New Delhi: The Congress on Monday launched a website seeking inputs into its manifesto, to reach out to more potential voters and make common people stakeholders in the party’s 2019 Lok Sabha campaign. The crowdsourced process is in addition to on-the-ground consultations that the party started earlier this month.
Launching what is one of Congress’s largest manifesto outreach campaigns in recent times, senior party leaders said that not only do they have an early start but that it will also help it reconnect with its own party workers, as well as voters.
“We will ask people, encourage people, motivate people to tell us what they expect from the Congress and, should the Congress form the government, what they will expect from the government,” said P. Chidambaram, former finance minister and chairman of party’s manifesto committee for 2019.
People who wish to key in their suggestions for the party on the website, which has a choice of 16 languages, are asked to fill in information such as their names, phone numbers, and email IDs.
A dedicated WhatsApp number and an email ID for people to share their suggestions was launched along with the website, manifesto.inc.in.
The term of the current Lok Sabha ends on 3 June 2019 and elections are expected to take place earlier in the year. The Congress is pitted against the ruling Bharatiya Janata Party-led National Democratic Alliance government and aims to rebuild its voter base after a historic loss in the 2014 general elections.
In the past, Delhi chief minister Arvind Kejriwal-led Aam Aadmi Party (AAP) has used the method of crowdsourcing manifesto inputs for elections. The Union government also runs a website, mygov.in, which is a platform for citizen engagement.

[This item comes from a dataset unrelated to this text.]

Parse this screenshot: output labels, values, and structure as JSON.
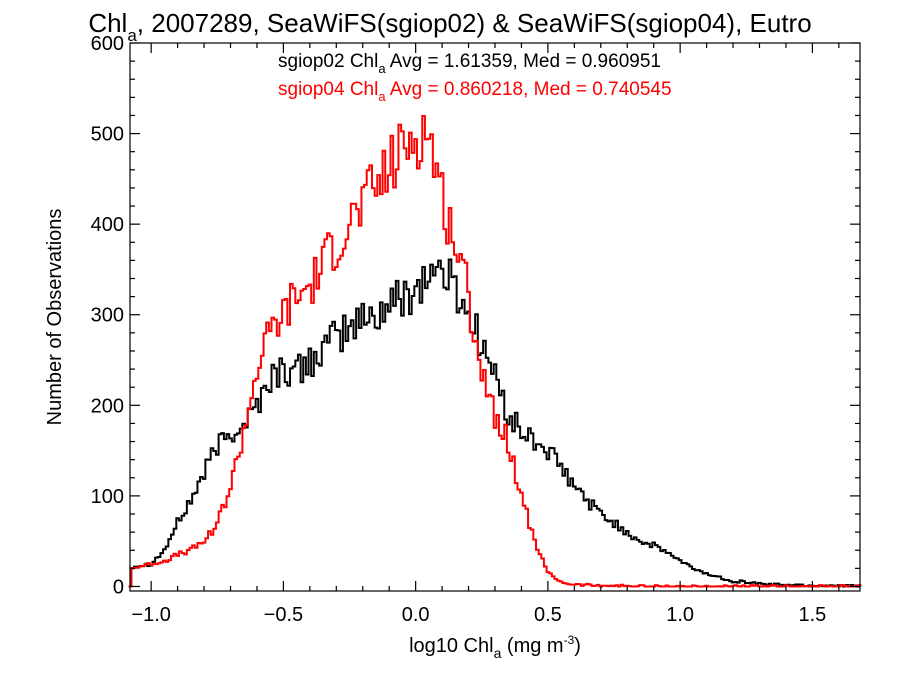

The manifesto outreach of the Congress is being overseen by a 22-member manifesto committee which will look into 20 different subject groups such as economy, agriculture. Senior Rajya Sabha member Rajeev Gowda is the convener of the manifesto committee.
The process of on-the-ground consultation for the manifesto started on 1 October 2018, including both closed-door and open house consultations.
Each subject group aims to hold at least 8-10 consultations and the process, involving a total of 150-160 such consultations across the country, is likely to be completed by the end of the year.